Do you refrigerate while brining? ›

Place the container in the refrigerator for the period of time specified in the recipe. The amount of time will depend on the type of brine you use; however, do not brine any longer than two days and always keep the turkey and brine refrigerated (at 40°F or less).

What spices to add to brine? ›

Add salt, sugar, crushed garlic cloves, bay leaves, red pepper flakes, thyme and 1 L of water and bring to a boil over high heat. Boil for 10 minutes, making sure the brine mixture does not boil over onto the stovetop.

What are the three types of brine? ›

Classes of brines include chloride brines (calcium and sodium), bromides, and formates. A general term that refers to various salts and salt mixtures dissolved in an aqueous solution. Brine can be used more strictly, however, to refer to solutions of sodium chloride.

What is an example of a brine solution? ›

The most common example is given as household dishwashers, utilizing the sodium chloride compound in the form of dishwasher salt. Brine is not involved in the process of purification itself, but it is used for the regeneration of ion-exchange resin on a cyclical basis.

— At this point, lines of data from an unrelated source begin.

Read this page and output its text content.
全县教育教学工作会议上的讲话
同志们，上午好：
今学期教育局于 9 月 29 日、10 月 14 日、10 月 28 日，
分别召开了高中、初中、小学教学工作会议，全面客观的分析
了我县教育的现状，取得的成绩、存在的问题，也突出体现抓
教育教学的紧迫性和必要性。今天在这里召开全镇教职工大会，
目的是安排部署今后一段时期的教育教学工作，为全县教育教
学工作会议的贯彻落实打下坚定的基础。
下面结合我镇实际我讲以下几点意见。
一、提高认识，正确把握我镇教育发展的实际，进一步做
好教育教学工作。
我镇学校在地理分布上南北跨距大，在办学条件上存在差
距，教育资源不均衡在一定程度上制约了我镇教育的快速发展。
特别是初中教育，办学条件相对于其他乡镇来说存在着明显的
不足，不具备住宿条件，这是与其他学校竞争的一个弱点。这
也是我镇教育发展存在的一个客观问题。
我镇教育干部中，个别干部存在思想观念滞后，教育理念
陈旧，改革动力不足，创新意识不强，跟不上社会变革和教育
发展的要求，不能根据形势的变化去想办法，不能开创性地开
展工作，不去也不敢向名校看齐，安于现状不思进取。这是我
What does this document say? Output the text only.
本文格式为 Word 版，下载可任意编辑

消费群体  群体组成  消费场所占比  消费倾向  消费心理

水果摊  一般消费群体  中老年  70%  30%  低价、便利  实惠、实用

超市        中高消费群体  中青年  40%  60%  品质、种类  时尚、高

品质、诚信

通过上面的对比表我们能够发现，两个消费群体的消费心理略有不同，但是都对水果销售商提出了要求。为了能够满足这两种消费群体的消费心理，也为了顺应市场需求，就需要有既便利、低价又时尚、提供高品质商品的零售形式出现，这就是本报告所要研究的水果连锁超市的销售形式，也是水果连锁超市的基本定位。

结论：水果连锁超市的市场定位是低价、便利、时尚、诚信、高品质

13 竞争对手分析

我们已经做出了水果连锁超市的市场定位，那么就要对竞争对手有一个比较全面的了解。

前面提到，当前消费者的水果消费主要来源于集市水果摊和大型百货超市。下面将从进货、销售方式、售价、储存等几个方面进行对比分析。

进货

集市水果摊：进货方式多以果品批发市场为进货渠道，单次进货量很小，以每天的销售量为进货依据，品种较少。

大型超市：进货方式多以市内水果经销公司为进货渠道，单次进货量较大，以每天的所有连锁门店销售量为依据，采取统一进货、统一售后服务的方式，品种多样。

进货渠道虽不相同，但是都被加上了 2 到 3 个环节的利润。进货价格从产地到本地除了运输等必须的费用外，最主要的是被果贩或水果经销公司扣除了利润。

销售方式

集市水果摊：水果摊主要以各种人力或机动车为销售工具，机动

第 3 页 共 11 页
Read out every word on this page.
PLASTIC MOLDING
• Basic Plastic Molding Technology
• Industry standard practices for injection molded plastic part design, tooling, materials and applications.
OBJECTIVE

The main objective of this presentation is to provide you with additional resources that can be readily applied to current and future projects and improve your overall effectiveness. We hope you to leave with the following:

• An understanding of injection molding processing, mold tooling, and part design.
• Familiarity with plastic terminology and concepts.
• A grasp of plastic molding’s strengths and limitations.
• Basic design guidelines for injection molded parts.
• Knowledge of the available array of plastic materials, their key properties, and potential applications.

How do you calculate salt for brine? ›

Calculate Salt Brine Carefully

The most common brine proportions are 23.3% salt concentration to 76.7% water. However, you can also add to conventional sodium chloride and use either magnesium chloride or calcium chloride. Keep in mind that the concentrations of those chemicals are drastically different.

How is brine made? ›

Brine at its most basic is just salt and water, so let's start there. You will often see brines described as a percentage (e.g. 'make a seven percent brine'), which refers to the ratio of salt to water.

What percentage of salt to water for brine? ›

A good turkey brine should be around a 9% solution - 9g salt per 100g water - that's 90g salt per liter. You shouldn't go below 6% brine, but using a solution anywhere in the range of 6% - 9% should give you excellent results.

How do you make a 2 percent salt brine? ›

02) equals the amount of salt in grams. To get a liter of 2% brine, fill a pitcher with 1000 ml. of water (1 liter), multiplying by . 02, which equals 20, which is the amount of salt to add (in grams) to the water.